I wipe the lingering tears from my cheeks and revel in Jax’s warmth behind me. It’s difficult to lie beside a man who saved me from freezing to death in a refrigerated truck when he’s stuck inside the body of the man who put me there, but I know they aren’t the same. Jax doesn’t want to harm me. He protects me in ways no one else has. As strange as it sounds, the same can be said for Tobin. Jax is my safe place to discuss my feelings, and Tobin is my safe place to explore my sexual desires without judgment.

Kane is the only danger.

Jax’s arm drapes over my side, his hand resting on my stomach.
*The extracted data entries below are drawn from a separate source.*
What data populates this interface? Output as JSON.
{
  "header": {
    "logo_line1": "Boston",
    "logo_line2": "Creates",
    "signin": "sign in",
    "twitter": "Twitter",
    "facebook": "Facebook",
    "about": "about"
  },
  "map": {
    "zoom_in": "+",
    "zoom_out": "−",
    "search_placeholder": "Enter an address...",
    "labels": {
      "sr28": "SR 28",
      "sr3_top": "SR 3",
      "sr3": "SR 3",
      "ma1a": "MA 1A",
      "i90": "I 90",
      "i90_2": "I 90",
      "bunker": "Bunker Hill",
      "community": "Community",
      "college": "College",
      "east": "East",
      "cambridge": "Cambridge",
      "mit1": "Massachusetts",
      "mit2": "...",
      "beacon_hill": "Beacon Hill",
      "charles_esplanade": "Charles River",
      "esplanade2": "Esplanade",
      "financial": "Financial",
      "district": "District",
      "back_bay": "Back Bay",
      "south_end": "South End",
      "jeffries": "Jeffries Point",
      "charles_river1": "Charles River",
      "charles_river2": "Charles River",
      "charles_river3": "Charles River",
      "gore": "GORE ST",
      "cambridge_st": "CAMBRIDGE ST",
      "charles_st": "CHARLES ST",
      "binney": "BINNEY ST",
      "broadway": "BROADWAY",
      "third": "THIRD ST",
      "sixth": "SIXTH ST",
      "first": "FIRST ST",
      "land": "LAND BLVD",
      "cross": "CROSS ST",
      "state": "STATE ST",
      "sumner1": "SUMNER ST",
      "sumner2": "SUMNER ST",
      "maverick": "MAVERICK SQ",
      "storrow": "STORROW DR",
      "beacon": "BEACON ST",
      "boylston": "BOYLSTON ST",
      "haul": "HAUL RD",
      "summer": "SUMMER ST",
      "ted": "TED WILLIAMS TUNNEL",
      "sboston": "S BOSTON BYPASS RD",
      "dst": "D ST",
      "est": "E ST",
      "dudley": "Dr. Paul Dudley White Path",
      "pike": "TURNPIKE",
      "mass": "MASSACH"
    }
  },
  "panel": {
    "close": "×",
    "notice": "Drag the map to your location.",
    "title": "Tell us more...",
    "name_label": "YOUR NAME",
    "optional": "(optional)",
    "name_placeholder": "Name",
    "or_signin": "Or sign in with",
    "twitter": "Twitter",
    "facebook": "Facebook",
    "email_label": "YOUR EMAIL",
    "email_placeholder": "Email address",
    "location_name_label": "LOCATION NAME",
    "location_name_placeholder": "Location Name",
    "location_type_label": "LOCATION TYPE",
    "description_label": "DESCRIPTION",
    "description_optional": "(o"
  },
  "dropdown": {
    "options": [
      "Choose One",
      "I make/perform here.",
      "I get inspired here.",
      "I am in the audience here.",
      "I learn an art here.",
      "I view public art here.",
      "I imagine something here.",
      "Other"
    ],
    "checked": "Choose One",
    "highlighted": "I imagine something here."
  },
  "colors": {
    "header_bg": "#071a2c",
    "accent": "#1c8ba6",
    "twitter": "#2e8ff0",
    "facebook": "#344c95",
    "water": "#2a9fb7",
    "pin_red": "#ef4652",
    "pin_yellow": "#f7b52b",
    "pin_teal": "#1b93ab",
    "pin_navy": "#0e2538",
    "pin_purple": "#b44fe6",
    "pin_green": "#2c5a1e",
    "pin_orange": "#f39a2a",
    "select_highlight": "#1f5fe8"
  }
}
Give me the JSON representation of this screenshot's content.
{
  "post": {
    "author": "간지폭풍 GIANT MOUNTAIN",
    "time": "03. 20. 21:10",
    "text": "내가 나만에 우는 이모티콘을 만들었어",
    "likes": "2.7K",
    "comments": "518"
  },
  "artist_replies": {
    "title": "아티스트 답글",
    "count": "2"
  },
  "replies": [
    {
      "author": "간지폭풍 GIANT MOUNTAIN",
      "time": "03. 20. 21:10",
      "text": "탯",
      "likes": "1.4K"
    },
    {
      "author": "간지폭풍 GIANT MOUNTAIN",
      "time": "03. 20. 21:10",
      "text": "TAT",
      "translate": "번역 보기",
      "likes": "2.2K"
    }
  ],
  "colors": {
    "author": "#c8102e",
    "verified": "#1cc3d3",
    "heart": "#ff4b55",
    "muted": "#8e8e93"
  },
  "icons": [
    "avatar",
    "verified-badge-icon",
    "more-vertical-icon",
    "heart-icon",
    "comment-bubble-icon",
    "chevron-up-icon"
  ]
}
Cuddling with Jax somehow feels so natural despite this completely unnatural situation. I don’t know why he bothered to save me, though. I’m fairly certain I’ll end up in that freezer again, especially after seeing the body back there. He can’t stop Kane. I got lucky this time, but I’ve never been a lucky person. If it happens again, I’m fucked.

Pup jumps onto the bed and curls into a fluffy ball by Jax’s hand. She whined incessantly when I first returned to the truck, almost as if she could sense just how close to death I’d come. Now that I’m warm and safe, she’s content. I close my eyes and run my fingers through her soft fur.